A question about example in day9: :thread:
# advent-of-code
j
A question about example in day9: 🧵
why, when going up, next step from
Copy code
......
....H.
....1.
.432..
5.....
is
Copy code
....H.
....1.
..432.
.5....
6.....
and not
Copy code
.....H.
.....1.
....2..
..43...
.5.....
? Why it’s not enough to move just
2
up?
c
Each knot is evaluated in rope order. So 1 is moved, then 2 is left diagonal, and must be moved diagonal. When 2 moves, 3 is left diagonal, and so must also move diagonal.
It might help to draw it out on paper, one step at a time.
r
The instructions say "if the head and tail aren't touching and aren't in the same row or column, the tail always moves one step diagonally to keep up". This is why 2 goes diagonally after 1 does its move.
j
@rkechols thanks. so my solution in part 1 worked without taking extra care of this condition, and when doing part 2, I haven’t re-read back all the part 1 Lesson learned 🙂
g
is this correct? I think in this example 2 doesn't have to move at all, as it still "touches" 1
j
if
H
goes up, then
1
follows and “disconnects” from
2
. So
2
needs to follow as well. In my solution, that worked for part 1, the next knot just entered the place previously occupied by the preceding knot. That was wrong for part 2. Then I thought “if it disconnects it should follow the movement of preceding knot”, that was wrong too. Correct solution is “if it disconnects, it should move towards new position of preceding knot”
c
My 2nd part was too low and it worked with the sample resulting in exactly the same output. So I had tried a completely different approach and eventually got it working. The difference was 2 more than the failed attempt. 🤷
c
Part 2 is nasty in that it brings up a situation that didn’t occur in Part 1 namely a knot being moved diagonally away from a knot it was already diagonal to leaving you 2 steps away diagonally.
Whilst the samples didn’t cover it directly the text
the tail always moves one step diagonally to keep up
covers it
e
Eric was kind enough to put in a
However, be careful: more types of motion are possible than before
warning in the text. too bad I didn't see it until after I discovered the issue myself 😅
c
Haha after re-reading it I still hadn’t spotted that
a
I had assumed that a > 1 difference might occur while doing part 1, and after doing part 2 was considering removing that. but now that I see others have had problems, I'm glad I didn't try to refactor it 🙃
r
Just confirming - for part 2, the answer is sum of all tails or just the tail 9?
c
Part 2 is just the tail not the intermediate knots.
r
I think i need to look at my approach again, for part 2 - it gives correct result for testInput and but fails for input.
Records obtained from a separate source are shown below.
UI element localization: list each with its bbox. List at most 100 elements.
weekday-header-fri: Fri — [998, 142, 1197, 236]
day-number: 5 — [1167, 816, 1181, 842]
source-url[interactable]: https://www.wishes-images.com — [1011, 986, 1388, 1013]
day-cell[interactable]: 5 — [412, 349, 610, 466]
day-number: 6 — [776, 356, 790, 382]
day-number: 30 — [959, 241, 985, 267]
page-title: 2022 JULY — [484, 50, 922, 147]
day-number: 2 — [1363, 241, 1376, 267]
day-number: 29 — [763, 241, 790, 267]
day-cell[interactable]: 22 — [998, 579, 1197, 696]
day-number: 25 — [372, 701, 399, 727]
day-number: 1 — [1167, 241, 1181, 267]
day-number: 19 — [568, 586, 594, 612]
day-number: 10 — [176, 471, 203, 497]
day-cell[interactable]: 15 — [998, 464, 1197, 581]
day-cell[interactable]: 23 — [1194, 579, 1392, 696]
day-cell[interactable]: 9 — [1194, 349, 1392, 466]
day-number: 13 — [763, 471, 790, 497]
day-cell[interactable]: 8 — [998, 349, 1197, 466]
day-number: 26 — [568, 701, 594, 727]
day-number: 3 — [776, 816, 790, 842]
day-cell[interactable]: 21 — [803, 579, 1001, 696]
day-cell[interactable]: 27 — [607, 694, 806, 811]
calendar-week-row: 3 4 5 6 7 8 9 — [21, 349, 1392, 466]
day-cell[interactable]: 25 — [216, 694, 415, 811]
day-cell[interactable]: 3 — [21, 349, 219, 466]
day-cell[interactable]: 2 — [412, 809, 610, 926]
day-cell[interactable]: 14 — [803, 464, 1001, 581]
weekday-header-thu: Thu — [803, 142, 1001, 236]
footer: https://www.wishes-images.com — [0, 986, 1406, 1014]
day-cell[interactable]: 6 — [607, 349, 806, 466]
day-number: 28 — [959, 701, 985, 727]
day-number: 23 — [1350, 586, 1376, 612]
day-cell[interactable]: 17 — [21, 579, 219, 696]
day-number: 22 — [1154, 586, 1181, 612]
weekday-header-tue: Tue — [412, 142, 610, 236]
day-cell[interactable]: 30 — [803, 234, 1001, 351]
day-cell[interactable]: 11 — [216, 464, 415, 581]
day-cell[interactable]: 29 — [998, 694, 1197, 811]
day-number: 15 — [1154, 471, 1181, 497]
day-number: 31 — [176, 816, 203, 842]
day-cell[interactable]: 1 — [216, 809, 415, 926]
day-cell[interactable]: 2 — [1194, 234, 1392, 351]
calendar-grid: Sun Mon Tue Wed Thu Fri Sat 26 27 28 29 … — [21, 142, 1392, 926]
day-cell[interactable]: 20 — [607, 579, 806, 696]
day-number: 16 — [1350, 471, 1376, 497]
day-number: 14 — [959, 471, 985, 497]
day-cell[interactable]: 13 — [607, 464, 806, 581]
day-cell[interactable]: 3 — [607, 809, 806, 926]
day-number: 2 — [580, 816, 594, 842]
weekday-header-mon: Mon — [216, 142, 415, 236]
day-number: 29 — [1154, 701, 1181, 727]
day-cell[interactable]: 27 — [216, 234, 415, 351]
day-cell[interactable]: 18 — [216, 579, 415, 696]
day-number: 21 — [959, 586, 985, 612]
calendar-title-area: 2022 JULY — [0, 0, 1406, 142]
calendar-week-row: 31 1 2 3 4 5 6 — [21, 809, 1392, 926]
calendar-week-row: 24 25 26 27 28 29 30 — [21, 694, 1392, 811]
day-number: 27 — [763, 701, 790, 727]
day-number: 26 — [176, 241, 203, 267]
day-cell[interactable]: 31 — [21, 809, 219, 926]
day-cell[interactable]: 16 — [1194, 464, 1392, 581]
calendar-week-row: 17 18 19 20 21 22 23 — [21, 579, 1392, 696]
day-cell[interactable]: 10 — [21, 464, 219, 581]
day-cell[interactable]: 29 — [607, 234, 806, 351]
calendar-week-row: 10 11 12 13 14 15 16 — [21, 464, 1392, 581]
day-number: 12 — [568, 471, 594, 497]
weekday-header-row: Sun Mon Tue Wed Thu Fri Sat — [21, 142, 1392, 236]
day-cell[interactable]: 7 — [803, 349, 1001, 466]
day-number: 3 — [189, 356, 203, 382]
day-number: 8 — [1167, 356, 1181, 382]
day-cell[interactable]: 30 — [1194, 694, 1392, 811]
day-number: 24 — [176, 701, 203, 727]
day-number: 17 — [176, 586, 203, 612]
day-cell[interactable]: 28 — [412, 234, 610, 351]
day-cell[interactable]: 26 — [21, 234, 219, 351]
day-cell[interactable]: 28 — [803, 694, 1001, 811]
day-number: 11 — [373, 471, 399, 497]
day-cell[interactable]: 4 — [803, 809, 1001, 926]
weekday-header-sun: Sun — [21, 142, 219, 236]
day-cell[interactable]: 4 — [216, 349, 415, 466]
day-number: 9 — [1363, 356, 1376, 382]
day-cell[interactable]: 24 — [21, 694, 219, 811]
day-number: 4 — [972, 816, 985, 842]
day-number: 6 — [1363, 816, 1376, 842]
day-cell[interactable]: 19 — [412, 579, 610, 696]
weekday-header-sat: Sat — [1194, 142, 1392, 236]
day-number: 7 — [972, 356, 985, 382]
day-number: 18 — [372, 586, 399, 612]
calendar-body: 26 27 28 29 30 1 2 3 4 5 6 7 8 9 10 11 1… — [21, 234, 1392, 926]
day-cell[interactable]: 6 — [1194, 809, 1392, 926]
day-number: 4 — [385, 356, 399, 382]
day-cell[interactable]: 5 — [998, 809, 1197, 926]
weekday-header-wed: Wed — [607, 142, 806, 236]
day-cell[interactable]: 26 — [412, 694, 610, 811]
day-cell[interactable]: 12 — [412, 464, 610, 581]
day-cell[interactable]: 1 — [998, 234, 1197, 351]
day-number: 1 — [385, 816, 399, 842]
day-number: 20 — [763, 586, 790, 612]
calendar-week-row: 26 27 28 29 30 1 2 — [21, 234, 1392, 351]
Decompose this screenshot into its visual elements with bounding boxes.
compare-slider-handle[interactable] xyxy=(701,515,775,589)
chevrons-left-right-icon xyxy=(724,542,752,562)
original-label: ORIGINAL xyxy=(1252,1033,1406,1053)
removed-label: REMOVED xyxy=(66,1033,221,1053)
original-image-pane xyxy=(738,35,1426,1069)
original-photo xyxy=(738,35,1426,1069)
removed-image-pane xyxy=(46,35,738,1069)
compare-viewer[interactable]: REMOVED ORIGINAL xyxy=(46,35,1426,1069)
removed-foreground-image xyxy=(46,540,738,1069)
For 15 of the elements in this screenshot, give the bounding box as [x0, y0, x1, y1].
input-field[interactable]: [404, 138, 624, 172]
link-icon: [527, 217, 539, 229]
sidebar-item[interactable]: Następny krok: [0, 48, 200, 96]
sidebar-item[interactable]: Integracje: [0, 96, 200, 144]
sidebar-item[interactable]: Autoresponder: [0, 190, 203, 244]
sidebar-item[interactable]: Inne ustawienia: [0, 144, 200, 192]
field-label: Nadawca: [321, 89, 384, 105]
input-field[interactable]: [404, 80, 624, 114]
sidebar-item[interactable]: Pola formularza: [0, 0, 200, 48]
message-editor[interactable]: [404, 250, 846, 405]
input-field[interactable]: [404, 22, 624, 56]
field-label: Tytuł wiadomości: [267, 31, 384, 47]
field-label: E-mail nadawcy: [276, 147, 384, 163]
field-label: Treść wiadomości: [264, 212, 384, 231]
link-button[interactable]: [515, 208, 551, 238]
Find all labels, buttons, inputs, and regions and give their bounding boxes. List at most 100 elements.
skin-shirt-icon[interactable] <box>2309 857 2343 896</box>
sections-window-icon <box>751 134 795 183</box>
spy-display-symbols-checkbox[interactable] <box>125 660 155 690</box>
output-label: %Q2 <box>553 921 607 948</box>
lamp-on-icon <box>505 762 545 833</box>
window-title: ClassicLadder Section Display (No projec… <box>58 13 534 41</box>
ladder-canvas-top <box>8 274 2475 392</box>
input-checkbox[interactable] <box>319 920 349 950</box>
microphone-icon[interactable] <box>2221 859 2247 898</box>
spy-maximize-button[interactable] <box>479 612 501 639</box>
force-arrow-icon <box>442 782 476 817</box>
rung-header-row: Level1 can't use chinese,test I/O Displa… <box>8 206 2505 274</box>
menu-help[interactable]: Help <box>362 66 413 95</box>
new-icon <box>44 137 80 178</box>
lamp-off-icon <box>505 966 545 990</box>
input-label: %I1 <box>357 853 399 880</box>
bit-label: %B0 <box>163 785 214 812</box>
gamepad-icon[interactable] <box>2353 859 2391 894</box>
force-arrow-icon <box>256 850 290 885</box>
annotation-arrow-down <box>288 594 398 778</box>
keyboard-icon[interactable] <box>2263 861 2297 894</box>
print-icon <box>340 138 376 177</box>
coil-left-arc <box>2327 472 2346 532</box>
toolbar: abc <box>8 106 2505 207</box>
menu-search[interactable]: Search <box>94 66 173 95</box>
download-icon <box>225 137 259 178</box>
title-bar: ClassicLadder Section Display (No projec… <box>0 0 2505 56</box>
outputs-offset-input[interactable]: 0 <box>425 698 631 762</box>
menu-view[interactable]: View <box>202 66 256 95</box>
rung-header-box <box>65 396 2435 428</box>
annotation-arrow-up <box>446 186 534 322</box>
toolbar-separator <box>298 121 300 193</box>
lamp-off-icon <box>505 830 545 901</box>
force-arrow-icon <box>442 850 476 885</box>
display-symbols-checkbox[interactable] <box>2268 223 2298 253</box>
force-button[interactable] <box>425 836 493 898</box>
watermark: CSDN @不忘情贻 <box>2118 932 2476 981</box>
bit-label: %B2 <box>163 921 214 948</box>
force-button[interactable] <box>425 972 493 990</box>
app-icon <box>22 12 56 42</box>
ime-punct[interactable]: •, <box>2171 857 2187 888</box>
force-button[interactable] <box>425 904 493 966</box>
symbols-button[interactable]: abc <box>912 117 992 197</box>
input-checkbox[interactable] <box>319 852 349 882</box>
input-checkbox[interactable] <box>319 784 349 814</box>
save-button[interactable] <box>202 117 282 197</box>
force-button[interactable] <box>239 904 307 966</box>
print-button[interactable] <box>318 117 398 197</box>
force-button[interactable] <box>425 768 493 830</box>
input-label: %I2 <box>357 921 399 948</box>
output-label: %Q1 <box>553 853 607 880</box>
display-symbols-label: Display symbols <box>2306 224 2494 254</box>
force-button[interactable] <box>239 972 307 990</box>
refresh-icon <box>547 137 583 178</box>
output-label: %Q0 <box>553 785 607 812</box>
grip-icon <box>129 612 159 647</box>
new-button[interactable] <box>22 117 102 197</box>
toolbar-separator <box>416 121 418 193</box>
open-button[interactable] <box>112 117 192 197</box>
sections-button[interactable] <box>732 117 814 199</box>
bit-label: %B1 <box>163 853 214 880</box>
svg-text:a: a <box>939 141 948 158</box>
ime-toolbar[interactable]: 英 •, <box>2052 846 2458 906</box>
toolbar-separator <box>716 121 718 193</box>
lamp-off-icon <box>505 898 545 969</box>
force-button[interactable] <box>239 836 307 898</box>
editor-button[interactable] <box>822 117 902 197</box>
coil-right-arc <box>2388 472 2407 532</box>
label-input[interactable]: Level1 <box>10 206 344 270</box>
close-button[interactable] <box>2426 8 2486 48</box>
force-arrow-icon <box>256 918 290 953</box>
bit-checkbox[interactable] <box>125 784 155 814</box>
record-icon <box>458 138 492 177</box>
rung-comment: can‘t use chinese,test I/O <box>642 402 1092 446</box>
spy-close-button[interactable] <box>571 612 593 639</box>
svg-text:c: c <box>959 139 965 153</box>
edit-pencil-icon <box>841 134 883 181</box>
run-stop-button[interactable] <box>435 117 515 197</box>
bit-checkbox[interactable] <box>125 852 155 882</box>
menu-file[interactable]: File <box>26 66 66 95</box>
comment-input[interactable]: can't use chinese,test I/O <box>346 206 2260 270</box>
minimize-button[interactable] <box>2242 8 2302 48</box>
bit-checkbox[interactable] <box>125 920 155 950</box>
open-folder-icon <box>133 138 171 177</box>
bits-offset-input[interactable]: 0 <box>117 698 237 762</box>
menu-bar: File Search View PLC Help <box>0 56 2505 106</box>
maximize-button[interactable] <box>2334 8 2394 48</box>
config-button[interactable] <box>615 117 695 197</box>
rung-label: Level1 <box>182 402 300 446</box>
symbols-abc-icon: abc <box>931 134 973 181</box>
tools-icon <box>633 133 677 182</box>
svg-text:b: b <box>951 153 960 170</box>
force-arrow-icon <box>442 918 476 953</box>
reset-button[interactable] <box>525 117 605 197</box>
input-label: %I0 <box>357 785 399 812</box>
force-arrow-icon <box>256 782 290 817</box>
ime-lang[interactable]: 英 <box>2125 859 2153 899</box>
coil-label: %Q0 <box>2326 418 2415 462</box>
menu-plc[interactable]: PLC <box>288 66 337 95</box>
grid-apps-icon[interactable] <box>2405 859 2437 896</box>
I took a static gird of enough size and performed movement in the grid.
c
I started with that approach and then changed to just record the positions and allowing for positive or negative coordinates. The it was also easy to reduce the movement rules to a simple expression.
r
I wasted time today with that approach and also in debugging why test input passed and actual didn't. Problem was grid size, i dropped the idea and went with just tracking the positions as you said.